NPTEL Ethical Hacking Assignment 5 Answers (Week 5)
Q1.Consider the following statements:
(i) The purpose of vulnerability scanning is to identify weakness of system/network in order to determine how a system can be exploited.
(ii) NMAP script can be useful for automated scanning. However, scripts can have specific requirement.
Answer: C. Both (i) and (ii) are true.
Q2. Which of the following NMAP option runs some of the nmap scripts?
Answer: b. -sc
1000+ students getting help from instant notifications, Join us on telegram.
Q3. Which of the following NMAP scripts is used to preform DoS attack?
Answer: d. http-slowloris-check
Q4. Which of the following tools/software cannot be used for scanning vulnerabilities?
Answer: a. Hypervisor
Q5. Which of the following tool/approach can be used for proxy preparation?
Answer: a. Web based proxy/Proxychains tools
Q6. Which of the following is not a password cracking approach?
Answer: f. None of these.
Q7. Which of the following tools can be used to create a dictionary for dictionary based password attack?
Answer: b. Crunch
Q8. Which of the following statement(s) is/are true for user enumeration?
Answer: a. Enumeration refers to collecting details of users and their privileges.
b. User enumeration refers to collecting username and passwords.
Q9. Which of the following can be used for gaining same level privileges than existing one?
Answer: b. Horizontal privilege escalation.

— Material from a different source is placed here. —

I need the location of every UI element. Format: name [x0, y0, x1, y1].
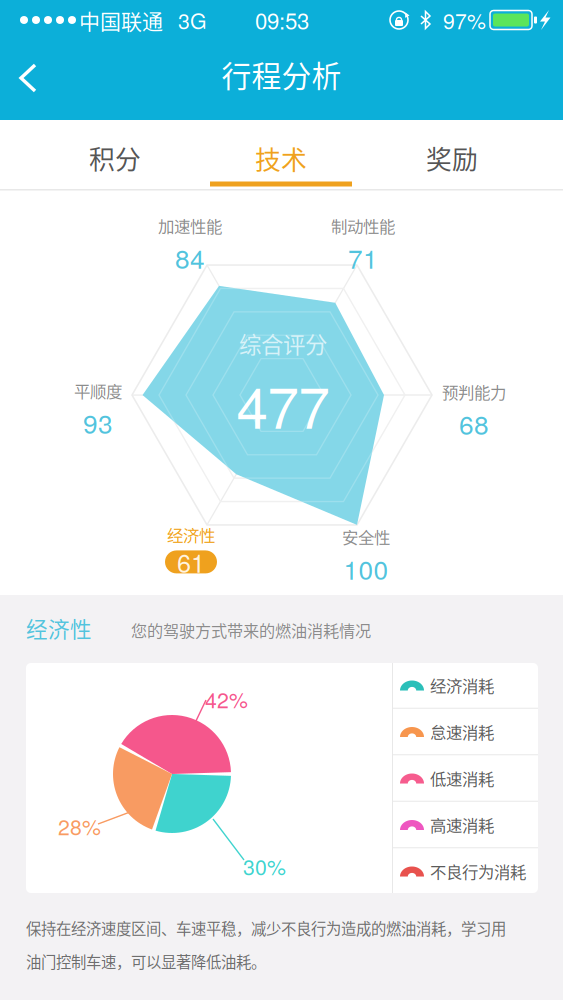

Q10. Which of the following approaches can be helpful to avoid privilege escalation attack?
Answer: a. Run user level application on least privileges.
b. Keep the software updated.
c. Regularly perform vulnerability scan.
d. Institute a strong password policy.
e. Avoid downloading files from untrusted/malicious websites.
f. Ignore unknown mails.
Q11. Which of the following statement(s) is/are false?

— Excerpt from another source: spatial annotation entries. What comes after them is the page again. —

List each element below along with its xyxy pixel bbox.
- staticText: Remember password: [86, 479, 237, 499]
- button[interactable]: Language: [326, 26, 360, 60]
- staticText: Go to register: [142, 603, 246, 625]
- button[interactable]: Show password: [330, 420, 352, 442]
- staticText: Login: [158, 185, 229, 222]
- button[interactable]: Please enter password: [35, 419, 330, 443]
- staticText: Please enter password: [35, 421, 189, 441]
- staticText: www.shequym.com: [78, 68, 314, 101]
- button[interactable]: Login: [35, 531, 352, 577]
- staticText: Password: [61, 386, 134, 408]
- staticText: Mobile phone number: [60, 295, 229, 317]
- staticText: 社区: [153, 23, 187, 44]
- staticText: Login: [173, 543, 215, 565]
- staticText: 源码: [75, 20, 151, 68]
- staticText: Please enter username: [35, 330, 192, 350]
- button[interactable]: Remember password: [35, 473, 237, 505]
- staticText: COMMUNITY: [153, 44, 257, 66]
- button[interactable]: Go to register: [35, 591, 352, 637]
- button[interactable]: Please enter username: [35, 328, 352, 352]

Answer: d. Malwares can alter, corrupt, modify or delete some data/files.
Q12. Which of the following can be used as a countermeasure against malwares?
Answer: f. All of these
Q13. Which of the following statement(s) is/are false for sniffing?
Answer: b. The HTTPS packets are vulnerable to sniffing attack.
c. In passive sniffing ARP packets are used to flood the switch’s CAM table.
Q14. Which of the following commands is used to delete an ARP entry in a system?
Answer: e. None of these
Q15. Which of the following statement(s) is/are true?
Answer: a. ARP spoofing involve construction of large number of forged ARP request/reply packets.
b. Using fake ARP messages, an attacker can divert all communications between two machines so that all traffic is exchanged via his/her PC.
c. In MAC attack, CAM table are flooded with fake MAC address and IP pairs.
e. MAC attack can fill the CAM table of adjacent switches.
Disclaimer: These answers are provided only for the purpose to help students to take references. This website does not claim any surety of 100% correct answers. So, this website urges you to complete your assignment yourself.